It appears that spaces may be your friend. I'd run a character analysis and place each portion of the string into an array that has a space before or after it. Then work forwards and backwards in order to snip out portions of the string that don't include alpha/numeric data. This would allow you to capture everything, regardless of where they appear in the original string.
That's a thought. Direct to the point. Probably make it a CSV and import it into a spreadsheet and let the spreadsheet do the sorting. And actually, the necessary approach. I've looked at another CAT and the file size, character count and character spacing are different from the first CAT. Those "nonsense" printed characters are no doubt of different lengths in hex.

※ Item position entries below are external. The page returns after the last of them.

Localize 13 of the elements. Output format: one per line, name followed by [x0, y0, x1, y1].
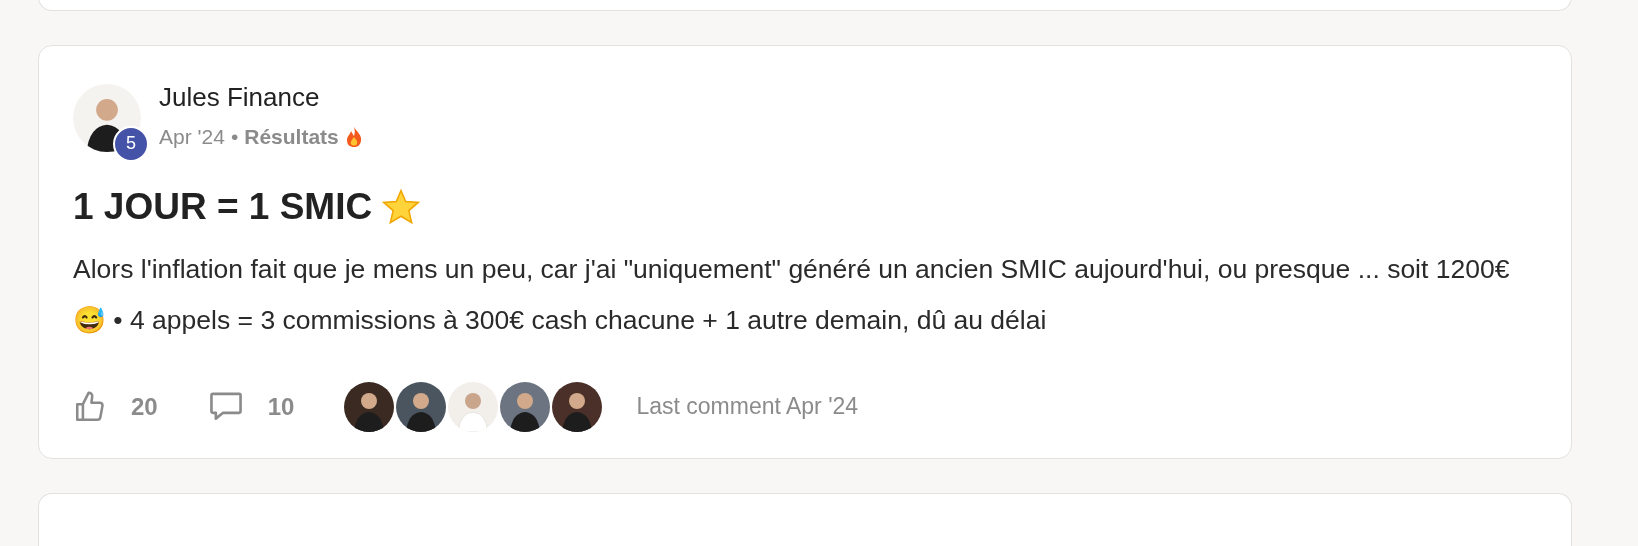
thumbs-up-icon[interactable] [73, 389, 107, 424]
fire-icon [344, 125, 363, 148]
post-excerpt: Alors l'inflation fait que je mens un peu, car j'ai "uniquement" généré un ancien SMIC aujourd'hui, ou presque ... soit 1200€ 😅 • 4 appels = 3 commissions à 300€ cash chacune + 1 autre demain, dû au délai [73, 252, 1511, 337]
separator-dot: • [230, 124, 239, 149]
like-count: 20 [131, 392, 158, 421]
star-icon [382, 188, 421, 225]
comment-count: 10 [267, 392, 295, 421]
author-name[interactable]: Jules Finance [159, 81, 363, 113]
post-date: Apr '24 [159, 124, 225, 149]
level-badge: 5 [113, 125, 149, 162]
last-comment-date: Last comment Apr '24 [636, 393, 859, 421]
comment-icon[interactable] [207, 390, 244, 423]
post-title[interactable]: 1 JOUR = 1 SMIC [73, 185, 373, 228]
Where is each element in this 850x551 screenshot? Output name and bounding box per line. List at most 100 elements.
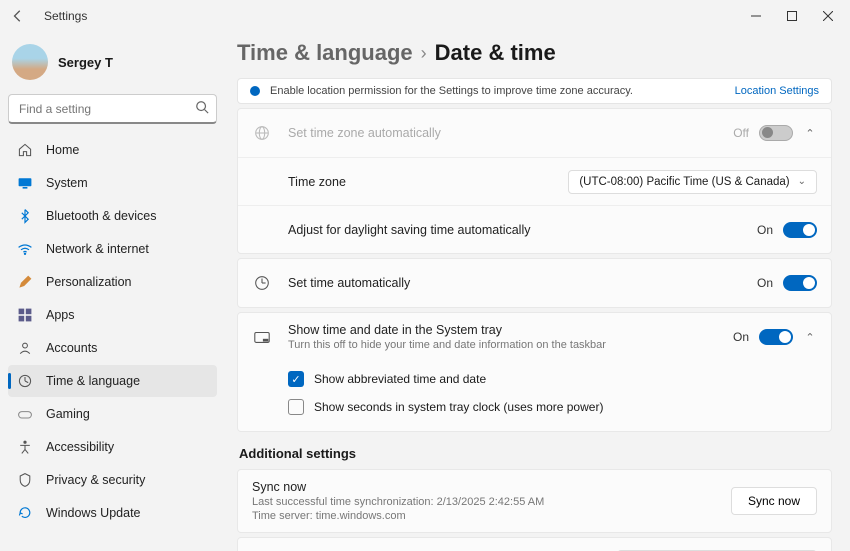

More complicated, it gets. Look at the PDF below. The program name, "Critical Situation" & "Terra Nova" is in about the same location (well, in the same order) in both PDFs. But the episode names, "Siege Education" & "Occupation Resistance" are in entirely different locations.
I'm finding a little, but not much, online on these file formats so far. I have sent a PM to RandallA, as he has worked to transfer from one EHD to another and may know something about the cat file.
BTW the bm file contains the cat info, plus info on, presumably, programs before and after it.
I'm looking at Free Pascal. But I'm realizing that I might as well just convert an old PC to being a dedicated Linux box, just to work with the Pascal. That might require redoing the downloads of Mint, etc, in 32 bit form rather than 64. More time that I'm short on.